A.Each animal’s food needs differ. In general, pick a non-colored food that is age or needs
appropriate (healthy weight, sensitive systems, etc.) for your pet. If you have questions,
call to schedule an exam by your veterinarian.

Q. Why can’t a veterinarian give my pet a diagnosis over the phone?
A.Your veterinarian cannot give an accurate diagnosis over the phone because they cannot
physically examine the animal or perform any necessary testing. Several problems can
have similar symptoms; the only way to provide excellent care is by looking at the

Q. Why do you check my dog’s weight every time he/she comes in for a visit?
A.We regularly check your pet’s weight not only to assess their health, but to accurately
prescribe any medications they may need.

Q. Why does my dog/cat need to have blood testing before starting heartworm medications?
A.AVMA guidelines require testing before your veterinarian can prescribe a heartworm
preventative. This is for the safety of your pet, as giving a preventative to a positive dog
can have dangerous side effects.

Q. Why does my pet need dental care?
A.Dental care is vital to your pet’s well-being. An animal with poor oral health will not
only have bad breath and eating problems, but a compromised cardiovascular and
digestive system.

Q. Why should I bring my pet in for regular veterinary visit when he/she is healthy?
A.Preventative care is absolutely necessary in identifying upcoming disease processes
before your pet show clinical signs. Yearly check-ups are the best way to keep your pet

Q. Why should I buy flea/tick/heartworm preventatives from your veterinarian?
A.Buying any type of flea/tick/heartworm preventative over-the-counter can be dangerous
for your pet. Less than quality ingredients can cause various reactions. Purchasing
through your veterinarian ensures quality and minimizes risk.

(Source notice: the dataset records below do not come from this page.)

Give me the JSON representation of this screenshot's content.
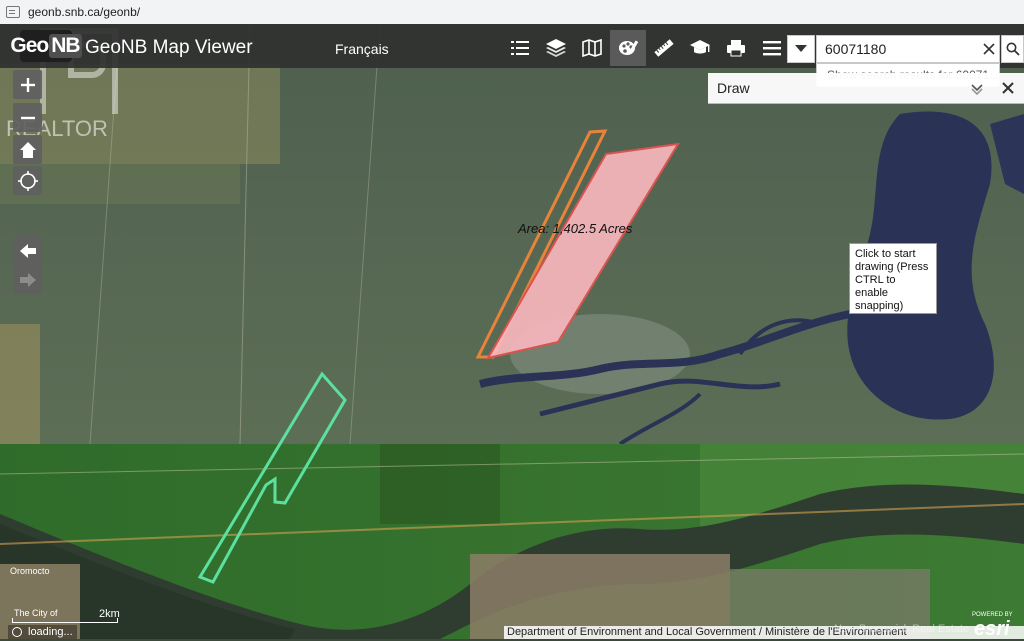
{
  "browser": {
    "url": "geonb.snb.ca/geonb/"
  },
  "header": {
    "logo_text_left": "Geo",
    "logo_text_right": "NB",
    "title": "GeoNB Map Viewer",
    "language_link": "Français"
  },
  "toolbar": {
    "tools": [
      {
        "icon": "layer-list-icon"
      },
      {
        "icon": "layers-icon"
      },
      {
        "icon": "basemap-icon"
      },
      {
        "icon": "draw-icon",
        "active": true
      },
      {
        "icon": "measure-icon"
      },
      {
        "icon": "education-icon"
      },
      {
        "icon": "print-icon"
      },
      {
        "icon": "menu-icon"
      }
    ]
  },
  "search": {
    "value": "60071180",
    "suggestion": "Show search results for 60071..."
  },
  "draw_panel": {
    "title": "Draw"
  },
  "map": {
    "area_label": "Area: 1,402.5 Acres",
    "tooltip": "Click to start drawing (Press CTRL to enable snapping)",
    "scale_label": "2km",
    "loading_text": "loading...",
    "attribution": "Department of Environment and Local Government / Ministère de l'Environnement",
    "watermark": "New Brunswick Real Estate",
    "esri_powered": "POWERED BY",
    "esri_logo": "esri",
    "places": {
      "oromocto": "Oromocto",
      "city": "The City of"
    }
  },
  "watermark_brand": "REALTOR",
  "colors": {
    "header_bg": "#303030",
    "polygon_red_fill": "#f7b6bd",
    "polygon_red_stroke": "#d9534f",
    "polygon_orange_stroke": "#e8833a",
    "polygon_green_stroke": "#5be0a0"
  }
}
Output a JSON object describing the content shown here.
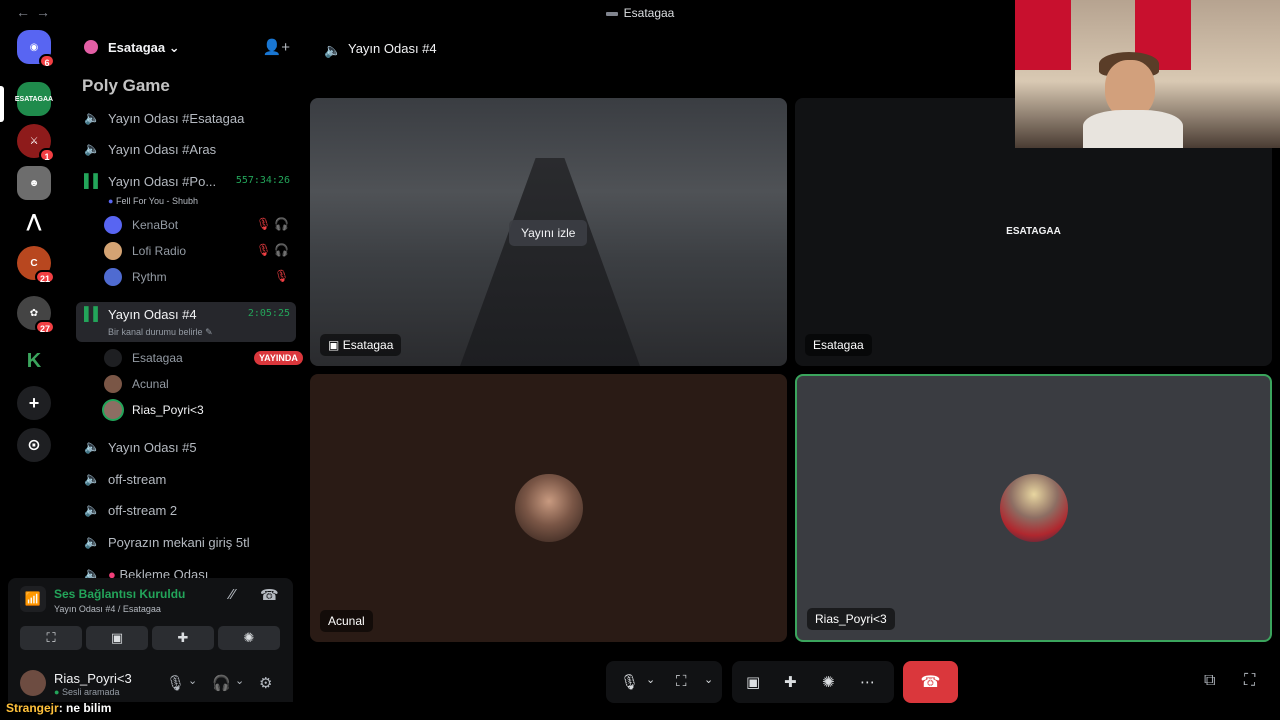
{
  "window": {
    "title": "Esatagaa",
    "back": "←",
    "forward": "→"
  },
  "rail": {
    "servers": [
      {
        "label": "◉",
        "badge": "6",
        "color": "#5865f2"
      },
      {
        "label": "ESATAGAA",
        "badge": "",
        "color": "#1f8b4c"
      },
      {
        "label": "⚔",
        "badge": "1",
        "color": "#8e1b1b"
      },
      {
        "label": "☻",
        "badge": "",
        "color": "#6d6d6d"
      },
      {
        "label": "⋀",
        "badge": "",
        "color": "#000000"
      },
      {
        "label": "C",
        "badge": "21",
        "color": "#b8471f"
      },
      {
        "label": "✿",
        "badge": "27",
        "color": "#444444"
      },
      {
        "label": "K",
        "badge": "",
        "color": "#000000"
      },
      {
        "label": "+",
        "badge": "",
        "color": "#1e1f22"
      },
      {
        "label": "⊙",
        "badge": "",
        "color": "#1e1f22"
      }
    ]
  },
  "guild": {
    "name": "Esatagaa",
    "dropdown": "⌄",
    "invite_icon": "👤+"
  },
  "channels": {
    "overlay_banner": "Poly Game",
    "c1": "Yayın Odası #Esatagaa",
    "c2": "Yayın Odası #Aras",
    "c3": "Yayın Odası #Po...",
    "c3_timer": "557:34:26",
    "c3_status": "Fell For You - Shubh",
    "c3_users": [
      {
        "name": "KenaBot"
      },
      {
        "name": "Lofi Radio"
      },
      {
        "name": "Rythm"
      }
    ],
    "c4": "Yayın Odası #4",
    "c4_timer": "2:05:25",
    "c4_status": "Bir kanal durumu belirle",
    "c4_users": [
      {
        "name": "Esatagaa",
        "live": "YAYINDA"
      },
      {
        "name": "Acunal"
      },
      {
        "name": "Rias_Poyri<3"
      }
    ],
    "c5": "Yayın Odası #5",
    "c6": "off-stream",
    "c7": "off-stream 2",
    "c8": "Poyrazın mekani giriş 5tl",
    "c9": "Bekleme Odası"
  },
  "voice": {
    "title": "Ses Bağlantısı Kuruldu",
    "subtitle": "Yayın Odası #4 / Esatagaa"
  },
  "user": {
    "name": "Rias_Poyri<3",
    "status": "Sesli aramada"
  },
  "chat_overlay": {
    "name": "Strangejr",
    "message": ": ne bilim"
  },
  "stage": {
    "header": "Yayın Odası #4",
    "tiles": [
      {
        "name": "Esatagaa",
        "overlay": "Yayını izle"
      },
      {
        "name": "Esatagaa",
        "center": "ESATAGAA"
      },
      {
        "name": "Acunal"
      },
      {
        "name": "Rias_Poyri<3"
      }
    ]
  },
  "colors": {
    "accent_green": "#23a55a",
    "danger": "#da373c",
    "brand": "#5865f2"
  }
}
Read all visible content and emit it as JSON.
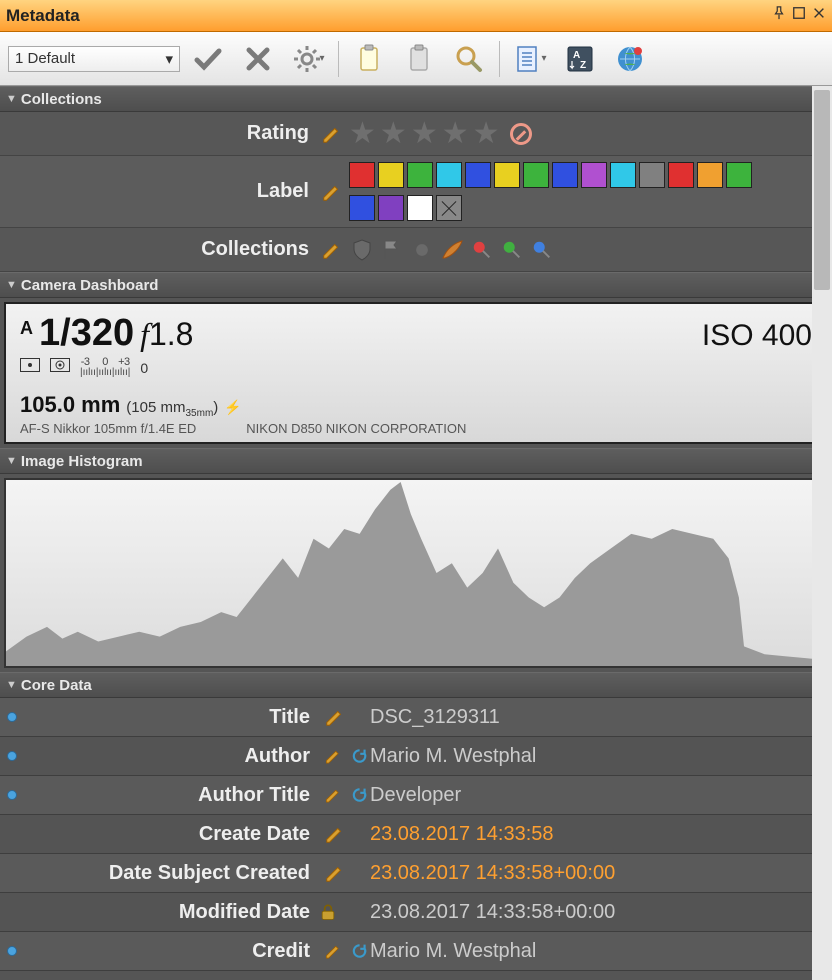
{
  "window": {
    "title": "Metadata"
  },
  "toolbar": {
    "layout_name": "1 Default"
  },
  "sections": {
    "collections": "Collections",
    "camera": "Camera Dashboard",
    "histogram": "Image Histogram",
    "core": "Core Data"
  },
  "collections": {
    "rating_label": "Rating",
    "label_label": "Label",
    "collections_label": "Collections",
    "label_colors_row1": [
      "#e03030",
      "#e8d020",
      "#3db33d",
      "#30c8e8",
      "#3050e0",
      "#e8d020",
      "#3db33d",
      "#3050e0",
      "#b050d0",
      "#30c8e8",
      "#808080",
      "#e03030",
      "#f0a030",
      "#3db33d"
    ],
    "label_colors_row2": [
      "#3050e0",
      "#8040c0",
      "#ffffff"
    ]
  },
  "camera": {
    "mode": "A",
    "shutter": "1/320",
    "aperture_f": "f",
    "aperture_num": " 1.8",
    "iso": "ISO 400",
    "ev_scale_labels": "-3     0    +3",
    "ev_value": "0",
    "ev_ticks": "|ıılıı|ıılıı|ıılıı|",
    "focal": "105.0 mm",
    "focal35_prefix": "(105 mm",
    "focal35_suffix": "35mm",
    "focal35_close": ")",
    "lens": "AF-S Nikkor 105mm f/1.4E ED",
    "body": "NIKON D850 NIKON CORPORATION"
  },
  "core": {
    "rows": [
      {
        "label": "Title",
        "value": "DSC_3129311",
        "orange": false,
        "pencil": true,
        "refresh": false,
        "info": true
      },
      {
        "label": "Author",
        "value": "Mario M. Westphal",
        "orange": false,
        "pencil": true,
        "refresh": true,
        "info": true
      },
      {
        "label": "Author Title",
        "value": "Developer",
        "orange": false,
        "pencil": true,
        "refresh": true,
        "info": true
      },
      {
        "label": "Create Date",
        "value": "23.08.2017 14:33:58",
        "orange": true,
        "pencil": true,
        "refresh": false,
        "info": false
      },
      {
        "label": "Date Subject Created",
        "value": "23.08.2017 14:33:58+00:00",
        "orange": true,
        "pencil": true,
        "refresh": false,
        "info": false
      },
      {
        "label": "Modified Date",
        "value": "23.08.2017 14:33:58+00:00",
        "orange": false,
        "pencil": false,
        "lock": true,
        "info": false
      },
      {
        "label": "Credit",
        "value": "Mario M. Westphal",
        "orange": false,
        "pencil": true,
        "refresh": true,
        "info": true
      }
    ]
  }
}
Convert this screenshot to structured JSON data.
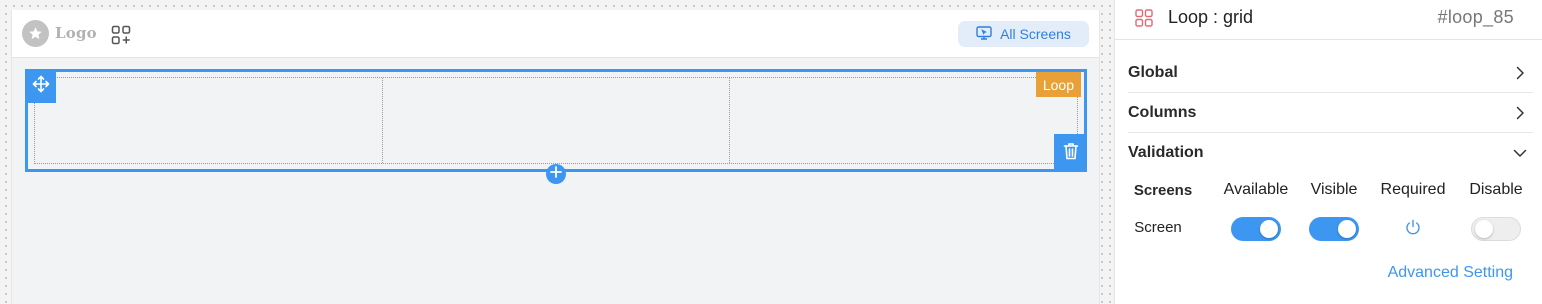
{
  "canvas": {
    "logo_text": "Logo",
    "all_screens_label": "All Screens"
  },
  "loop": {
    "tag_label": "Loop",
    "column_count": 3
  },
  "panel": {
    "title": "Loop : grid",
    "id": "#loop_85",
    "sections": [
      {
        "label": "Global",
        "state": "collapsed"
      },
      {
        "label": "Columns",
        "state": "collapsed"
      },
      {
        "label": "Validation",
        "state": "expanded"
      }
    ],
    "validation": {
      "headers": {
        "screens": "Screens",
        "available": "Available",
        "visible": "Visible",
        "required": "Required",
        "disable": "Disable"
      },
      "rows": [
        {
          "screen": "Screen",
          "available": true,
          "visible": true,
          "required": "power-icon",
          "disable": false
        }
      ]
    },
    "advanced_setting_label": "Advanced Setting"
  },
  "colors": {
    "accent": "#3d97f0",
    "loop_tag": "#e9a137",
    "panel_icon": "#e36a78"
  }
}
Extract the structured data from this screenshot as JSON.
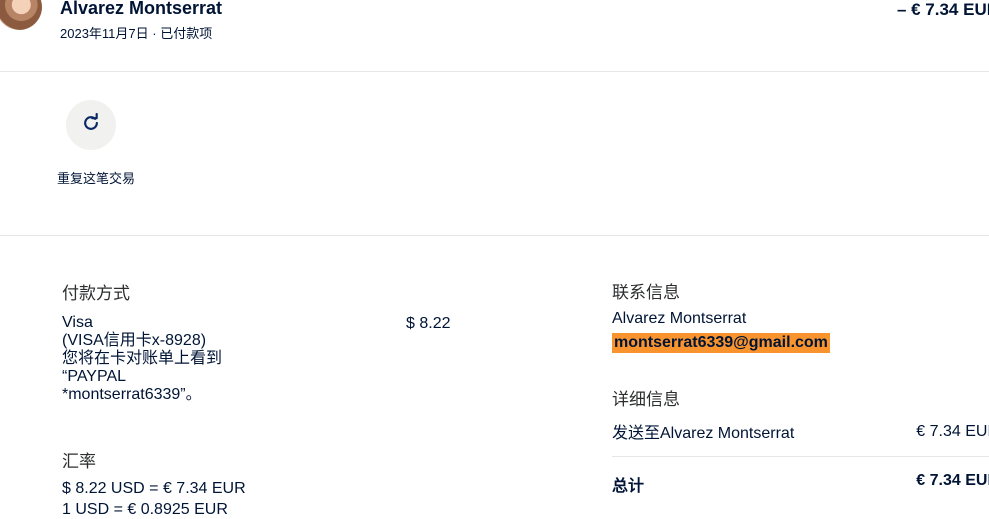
{
  "transaction": {
    "counterparty_name": "Alvarez Montserrat",
    "date_status": "2023年11月7日 · 已付款项",
    "amount": "– € 7.34 EUR"
  },
  "actions": {
    "repeat_label": "重复这笔交易",
    "repeat_icon": "refresh-icon"
  },
  "payment_method": {
    "title": "付款方式",
    "lines": "Visa\n(VISA信用卡x-8928)\n您将在卡对账单上看到\n“PAYPAL\n*montserrat6339”。",
    "amount": "$ 8.22"
  },
  "exchange_rate": {
    "title": "汇率",
    "line1": "$ 8.22 USD = € 7.34 EUR",
    "line2": "1 USD = € 0.8925 EUR"
  },
  "contact": {
    "title": "联系信息",
    "name": "Alvarez Montserrat",
    "email": "montserrat6339@gmail.com"
  },
  "details": {
    "title": "详细信息",
    "sent_to_label": "发送至Alvarez Montserrat",
    "sent_to_amount": "€ 7.34 EUR",
    "total_label": "总计",
    "total_amount": "€ 7.34 EUR"
  },
  "colors": {
    "email_highlight": "#f9932d",
    "text": "#001435"
  }
}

Q. Why should I have my pet spayed or neutered?
A.Spaying/neutering your pet is ideal to ensure overall health. It is the only way to
eradicate uterus or testicular related diseases or cancers. We recommend all nonbreeding
animals be altered.

Q. Why microchip my pet?
A.Microchipping is an absolute legal proof of ownership of your pet. It can be extremely
useful in finding lost pets, however it is not a location/GPS device.